KV Cache Compress for LLM Efficiency

Are you interested in exploring the recent advancements in the capabilities of AI Models???

What does this project do!!!

Introduction

Large Language Models (LLMs) have attracted significant attention due to their impressive performance in tasks like natural language processing and text generation. However, deploying these models can be quite expensive because they require a large amount of memory. A key contributor to this memory usage is the storage of temporary information, known as the KV cache, in the GPU. The size of this data increases as the input length. To address this, researchers have developed methods that aim to reduce memory usage by selecting only the most important information or applying compression techniques. While these approaches have achieved notable performance, they still leave considerable space for improvement. In this project, we aim to explore a more effective way to compress this data, reducing memory usage even further and improving overall efficiency.

Research Object

1) Investigate the KV relationships (like cos-sim comparison may be by layer:)) and the impact of different pivot token choice

2) Propose a more effective KV compress method with performance guarantee

3) Explore hybrid approaches that combine our compress method with other memory management techniques

4) Conduct a comprehensive experimental study and analyze the results

Requirement

Familiar with Linux operating system and Pytorch

Implement in Python is mandatory

General background in Machine Learning (e.g. COMP3670, COMP4670)

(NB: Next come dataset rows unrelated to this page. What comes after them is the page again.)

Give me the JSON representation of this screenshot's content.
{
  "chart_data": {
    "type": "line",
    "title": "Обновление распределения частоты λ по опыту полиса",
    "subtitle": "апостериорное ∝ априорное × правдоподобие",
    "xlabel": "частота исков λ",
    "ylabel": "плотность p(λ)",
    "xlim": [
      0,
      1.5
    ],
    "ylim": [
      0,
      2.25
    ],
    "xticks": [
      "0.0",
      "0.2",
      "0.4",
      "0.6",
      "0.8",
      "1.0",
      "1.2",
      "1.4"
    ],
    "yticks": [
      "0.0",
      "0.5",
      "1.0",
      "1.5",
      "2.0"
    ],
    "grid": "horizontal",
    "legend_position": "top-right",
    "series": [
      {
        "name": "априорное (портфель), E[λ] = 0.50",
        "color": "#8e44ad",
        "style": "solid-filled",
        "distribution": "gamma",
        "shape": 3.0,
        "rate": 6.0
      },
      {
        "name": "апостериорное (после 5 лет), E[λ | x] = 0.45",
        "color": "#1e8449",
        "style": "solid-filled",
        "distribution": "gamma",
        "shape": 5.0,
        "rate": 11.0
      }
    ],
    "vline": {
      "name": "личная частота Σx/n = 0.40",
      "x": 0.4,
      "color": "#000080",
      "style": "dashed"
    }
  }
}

Background and experience in C++, Cuda preferred

Want to join!!!

Make sure to describe relevant experiences

Contact

If you are interested in this project, contact Dr. Mengxuan Zhang.

Reference

[1] Zhang, Zhenyu, Ying Sheng, Tianyi Zhou, Tianlong Chen, Lianmin Zheng, Ruisi Cai, Zhao Song et al. “H2o: Heavy-hitter oracle for efficient generative inference of large language models.” Advances in Neural Information Processing Systems 36 (2024).

[2] Xiao, Guangxuan, Yuandong Tian, Beidi Chen, Song Han, and Mike Lewis. “Efficient streaming language models with attention sinks.” arXiv preprint arXiv:2309.17453 (2023).